La place et la fonction de l'enseignant

L'enseignant n'assure plus du tout la distribution de l'information. Son rôle tout nouveau va être :

- d'aménager l'espace classe de telle façon que l'environnement proche de l'enfant soit le plus riche possible, c'est à dire producteur d'un nombre important d'informations.
- De mettre en place un embryon de la structure.
- De permettre à cette structure de se construire et d'évoluer.
- D'aller vers les enseignés pour les aider. Les apprenants sont dans l'action, l'enseignant lui est derrière eux, parfois avec eux. C'est là seulement qu'il pourra favoriser l'auto-structuration, aider à dénouer des blocages. Lui aussi doit se déplacer. Le précepteur était à côté, l'enseignant traditionnel était devant, le nouvel enseignant est derrière et avec. Dans la structure il est un véritable médiateur.

 

Le bilan d'une première année de pratique a permis d'isoler des domaines sur lesquels des adaptations sont encore à aménager :

- le rapport à la culture, en particulier aux œuvres artistiques et littéraires ;
- le suivi et la valorisation des projets d'enfants de manière à ce que la participation à des ateliers ne conduise pas à un effet " zapping " qui apparaît comme contraire à la construction de langages ;
- l'aide apportée aux enfants en très grande difficulté pour qui le dispositif coopératif de la classe ne semble pas suffire pour leur permettre d'être disponible aux apprentissages ;
- le partenariat avec les familles et leur entrée dans les classes avec pour objectif l'enrichissement des sollicitations proposées aux enfants ;
- la perpétuelle ouverture de l'école sur l'extérieur et la prise en compte des évolutions de la vie du quartier, de la région et de la société.
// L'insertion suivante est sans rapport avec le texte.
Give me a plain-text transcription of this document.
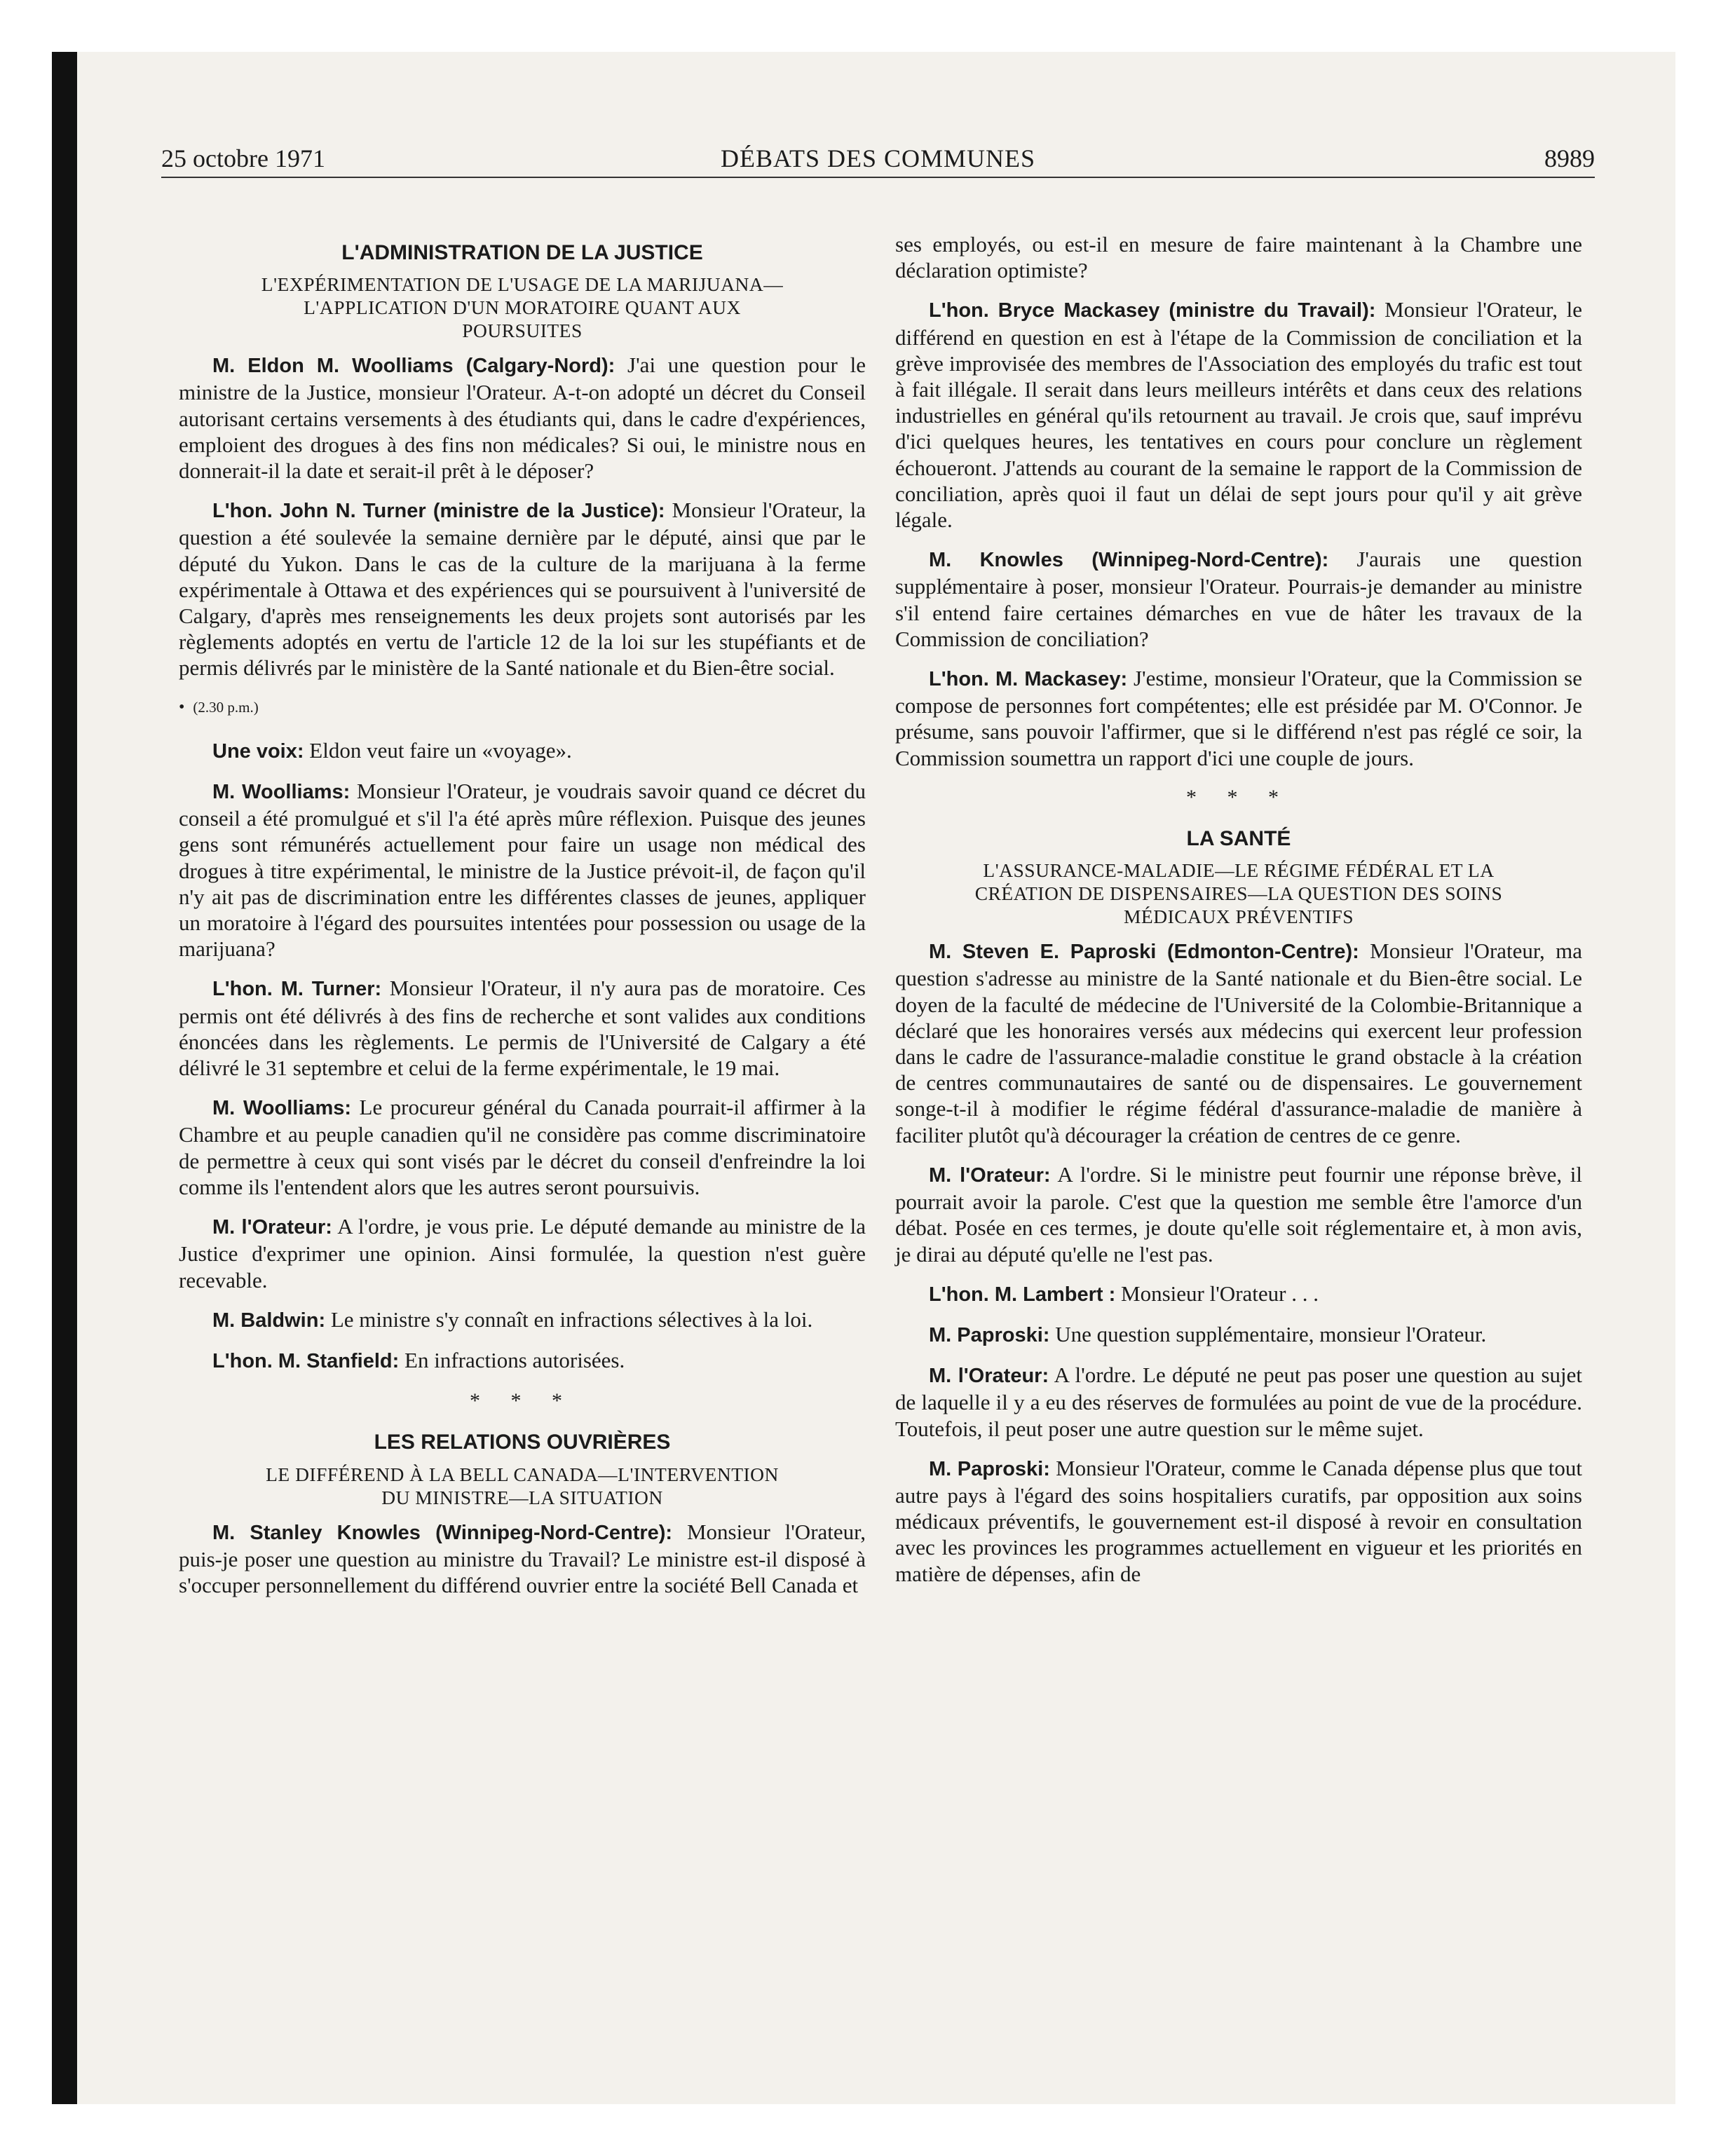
25 octobre 1971	DÉBATS DES COMMUNES	8989
L'ADMINISTRATION DE LA JUSTICE
L'EXPÉRIMENTATION DE L'USAGE DE LA MARIJUANA—
L'APPLICATION D'UN MORATOIRE QUANT AUX
POURSUITES

M. Eldon M. Woolliams (Calgary-Nord): J'ai une question pour le ministre de la Justice, monsieur l'Orateur. A-t-on adopté un décret du Conseil autorisant certains versements à des étudiants qui, dans le cadre d'expériences, emploient des drogues à des fins non médicales? Si oui, le ministre nous en donnerait-il la date et serait-il prêt à le déposer?

L'hon. John N. Turner (ministre de la Justice): Monsieur l'Orateur, la question a été soulevée la semaine dernière par le député, ainsi que par le député du Yukon. Dans le cas de la culture de la marijuana à la ferme expérimentale à Ottawa et des expériences qui se poursuivent à l'université de Calgary, d'après mes renseignements les deux projets sont autorisés par les règlements adoptés en vertu de l'article 12 de la loi sur les stupéfiants et de permis délivrés par le ministère de la Santé nationale et du Bien-être social.

• (2.30 p.m.)

Une voix: Eldon veut faire un «voyage».

M. Woolliams: Monsieur l'Orateur, je voudrais savoir quand ce décret du conseil a été promulgué et s'il l'a été après mûre réflexion. Puisque des jeunes gens sont rémunérés actuellement pour faire un usage non médical des drogues à titre expérimental, le ministre de la Justice prévoit-il, de façon qu'il n'y ait pas de discrimination entre les différentes classes de jeunes, appliquer un moratoire à l'égard des poursuites intentées pour possession ou usage de la marijuana?

L'hon. M. Turner: Monsieur l'Orateur, il n'y aura pas de moratoire. Ces permis ont été délivrés à des fins de recherche et sont valides aux conditions énoncées dans les règlements. Le permis de l'Université de Calgary a été délivré le 31 septembre et celui de la ferme expérimentale, le 19 mai.

M. Woolliams: Le procureur général du Canada pourrait-il affirmer à la Chambre et au peuple canadien qu'il ne considère pas comme discriminatoire de permettre à ceux qui sont visés par le décret du conseil d'enfreindre la loi comme ils l'entendent alors que les autres seront poursuivis.

M. l'Orateur: A l'ordre, je vous prie. Le député demande au ministre de la Justice d'exprimer une opinion. Ainsi formulée, la question n'est guère recevable.

M. Baldwin: Le ministre s'y connaît en infractions sélectives à la loi.

L'hon. M. Stanfield: En infractions autorisées.

* * *

LES RELATIONS OUVRIÈRES
LE DIFFÉREND À LA BELL CANADA—L'INTERVENTION
DU MINISTRE—LA SITUATION

M. Stanley Knowles (Winnipeg-Nord-Centre): Monsieur l'Orateur, puis-je poser une question au ministre du Travail? Le ministre est-il disposé à s'occuper personnellement du différend ouvrier entre la société Bell Canada et

ses employés, ou est-il en mesure de faire maintenant à la Chambre une déclaration optimiste?

L'hon. Bryce Mackasey (ministre du Travail): Monsieur l'Orateur, le différend en question en est à l'étape de la Commission de conciliation et la grève improvisée des membres de l'Association des employés du trafic est tout à fait illégale. Il serait dans leurs meilleurs intérêts et dans ceux des relations industrielles en général qu'ils retournent au travail. Je crois que, sauf imprévu d'ici quelques heures, les tentatives en cours pour conclure un règlement échoueront. J'attends au courant de la semaine le rapport de la Commission de conciliation, après quoi il faut un délai de sept jours pour qu'il y ait grève légale.

M. Knowles (Winnipeg-Nord-Centre): J'aurais une question supplémentaire à poser, monsieur l'Orateur. Pourrais-je demander au ministre s'il entend faire certaines démarches en vue de hâter les travaux de la Commission de conciliation?

L'hon. M. Mackasey: J'estime, monsieur l'Orateur, que la Commission se compose de personnes fort compétentes; elle est présidée par M. O'Connor. Je présume, sans pouvoir l'affirmer, que si le différend n'est pas réglé ce soir, la Commission soumettra un rapport d'ici une couple de jours.

* * *

LA SANTÉ
L'ASSURANCE-MALADIE—LE RÉGIME FÉDÉRAL ET LA
CRÉATION DE DISPENSAIRES—LA QUESTION DES SOINS
MÉDICAUX PRÉVENTIFS

M. Steven E. Paproski (Edmonton-Centre): Monsieur l'Orateur, ma question s'adresse au ministre de la Santé nationale et du Bien-être social. Le doyen de la faculté de médecine de l'Université de la Colombie-Britannique a déclaré que les honoraires versés aux médecins qui exercent leur profession dans le cadre de l'assurance-maladie constitue le grand obstacle à la création de centres communautaires de santé ou de dispensaires. Le gouvernement songe-t-il à modifier le régime fédéral d'assurance-maladie de manière à faciliter plutôt qu'à décourager la création de centres de ce genre.

M. l'Orateur: A l'ordre. Si le ministre peut fournir une réponse brève, il pourrait avoir la parole. C'est que la question me semble être l'amorce d'un débat. Posée en ces termes, je doute qu'elle soit réglementaire et, à mon avis, je dirai au député qu'elle ne l'est pas.

L'hon. M. Lambert : Monsieur l'Orateur . . .

M. Paproski: Une question supplémentaire, monsieur l'Orateur.

M. l'Orateur: A l'ordre. Le député ne peut pas poser une question au sujet de laquelle il y a eu des réserves de formulées au point de vue de la procédure. Toutefois, il peut poser une autre question sur le même sujet.

M. Paproski: Monsieur l'Orateur, comme le Canada dépense plus que tout autre pays à l'égard des soins hospitaliers curatifs, par opposition aux soins médicaux préventifs, le gouvernement est-il disposé à revoir en consultation avec les provinces les programmes actuellement en vigueur et les priorités en matière de dépenses, afin de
Le suivi de ce projet de classes uniques et coopératives en école urbaine peut donc être fécond s'il tient compte de ses fondements. Il serait vain de vouloir le jauger à partir de repères pédagogiques ou didactiques dont il ne se réclame pas forcément. Nous proposons dans ce document une liste de repères qui peuvent servir de support aux observations et prises d'informations.
Le chantier est encore important et les contributions coopératives de tous sont nécessaires plus que jamais. L'enjeu est toujours la quête d'approches éducatives permettant à tous d'user de l'école comme ascenseur social et comme ferment de citoyens libres et responsables.